Quand avez-vous commencé votre collection et pourquoi l’avoir installée à Alba ?
Tout a commencé en 1992. Chez moi, il y avait des œuvres d’art ancien dont je ne me sentais pas très proche. Alors j’ai décidé de tout changer pour venir vers l’art contemporain. J’ai voulu une collection thématique car ce qui m’intéresse ce n’est pas d’amasser des œuvres mais plutôt de comprendre comment collectionner. Vous savez, j’ai fait des études d’économie à l’université. C’est sans doute pourquoi j’ai choisi différents secteurs, différents thèmes que je pourrais fouiller à fond. La première condition a été d’acheter des œuvres créées après 1959. Pourquoi 1959 ? Uniquement parce que c’est l’année où je suis née et que je voulais collectionner l’art de mon époque. D’autre part le fait d’acheter des œuvres d’artistes vivants m’a permis de les côtoyer, de leur parler, de mieux les connaître. J’ai donc commencé par des artistes italiens : Carla Accardi, Mario Merz, Salvatore Scarpitta et Tano Festa. Ensuite il m’a semblé important de les présenter dans un contexte international. À Londres, j’ai acheté une sculpture de Richard Deacon, puis des œuvres de Steven Pippin, Sam Taylor-Wood, Dinos et Jake Chapman. L’objectif était également de montrer ma collection aux autres. C’est pourquoi j’ai d’abord utilisé un espace industriel à Sant Antonino di Susa près de Turin en 1994. Là, j’ai rencontré le directeur de la Galleria civica de Modène qui a voulu exposer ma collection dans son musée. Il m’a également expliqué qu’il y avait une autre manière de collectionner. Pas simplement dans son coin, mais avec les institutions. C’est ainsi qu’est née l’idée de la fondation. Puis j’ai acheté et exposé des artistes de Los Angeles comme Mike Kelley, Tony Oursler, Jason Rhoades, Sharon Lockardt ou Catherine Opie.

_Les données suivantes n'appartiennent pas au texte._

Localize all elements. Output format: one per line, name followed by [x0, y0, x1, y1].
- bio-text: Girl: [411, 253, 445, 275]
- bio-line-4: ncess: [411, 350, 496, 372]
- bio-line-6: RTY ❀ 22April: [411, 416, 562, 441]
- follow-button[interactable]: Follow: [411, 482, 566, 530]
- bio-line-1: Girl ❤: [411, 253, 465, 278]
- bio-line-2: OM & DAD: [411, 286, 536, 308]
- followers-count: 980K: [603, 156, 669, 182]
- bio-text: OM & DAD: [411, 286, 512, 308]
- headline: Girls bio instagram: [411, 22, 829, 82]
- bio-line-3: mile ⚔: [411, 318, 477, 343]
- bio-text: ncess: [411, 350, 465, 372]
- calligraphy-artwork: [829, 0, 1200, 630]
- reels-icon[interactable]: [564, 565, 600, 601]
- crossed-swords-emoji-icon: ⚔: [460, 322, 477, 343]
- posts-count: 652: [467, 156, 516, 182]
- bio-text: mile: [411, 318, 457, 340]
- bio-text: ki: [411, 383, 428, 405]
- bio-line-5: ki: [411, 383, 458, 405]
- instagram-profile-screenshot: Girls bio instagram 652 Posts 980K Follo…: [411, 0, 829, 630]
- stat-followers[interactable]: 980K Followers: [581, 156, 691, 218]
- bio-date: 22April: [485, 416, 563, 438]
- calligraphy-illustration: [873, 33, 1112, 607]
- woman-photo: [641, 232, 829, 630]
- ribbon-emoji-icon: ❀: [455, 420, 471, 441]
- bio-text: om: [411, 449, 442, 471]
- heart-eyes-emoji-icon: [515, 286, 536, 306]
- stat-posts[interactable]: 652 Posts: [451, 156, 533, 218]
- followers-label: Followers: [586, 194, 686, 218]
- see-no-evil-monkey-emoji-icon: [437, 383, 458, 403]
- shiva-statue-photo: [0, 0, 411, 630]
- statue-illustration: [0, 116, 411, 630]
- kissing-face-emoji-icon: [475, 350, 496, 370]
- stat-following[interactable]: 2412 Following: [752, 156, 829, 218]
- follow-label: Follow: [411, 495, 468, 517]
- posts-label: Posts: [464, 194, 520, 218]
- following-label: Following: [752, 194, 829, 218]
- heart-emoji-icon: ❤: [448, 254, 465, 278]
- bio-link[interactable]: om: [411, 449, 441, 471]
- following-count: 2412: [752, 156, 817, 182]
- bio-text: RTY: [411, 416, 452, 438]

Étaient-ce des achats effectués directement auprès des artistes ou par le biais de leurs galeries ?
Toujours en galerie. Je connais personnellement les artistes, je visite leurs ateliers mais j’achète toujours en galerie, car les marchands sont un maillon indispensable entre les artistes et le public. Il ne faut pas les contourner.

Vous avez montré des artistes italiens, anglais ou de la côte ouest des États-Unis. Quels sont les autres axes de votre collection ?
Les femmes-artistes.

Pourquoi ?
Je suis une femme et je pense qu’à l’époque, lorsque j’ai commencé ma collection, elles étaient négligées. Jenny Holzer, Cindy Sherman, Barbara Kruger ont changé la face de la création d’aujourd’hui. Et puis je me sens proche de leurs préoccupations. Ces « pionnières » ont dû se battre pour exposer d’égal à égal avec les hommes. Aujourd’hui les femmes artistes n’ont plus rien à prouver. On les juge uniquement sur leur travail. À Rivoli en 1996, Ida Gianelli m’a justement invitée à présenter cette facette de ma collection avec d’autres collectionneuses italiennes comme Marcello Levi ou Eliana Guglielmi. Enfin, le cinquième secteur de ma collection est la photographie.

Toute la photographie ?
Oui, mais surtout la photographie italienne depuis 1860, car en Italie la photographie ancienne n’était pas, jusqu’à très récemment, reconnue à sa juste valeur.

Ce qui est impressionnant dans votre collection, c’est que, tout en étant très récente, elle compte un nombre impressionnant d’œuvres. Vous achetez beaucoup ?
Au début, je m’étais fixé un budget. C’était sans doute un souvenir de mes études de commerce. Mais aujourd’hui avec la fondation, c’est différent car j’aide à la production d’œuvres et d’expositions.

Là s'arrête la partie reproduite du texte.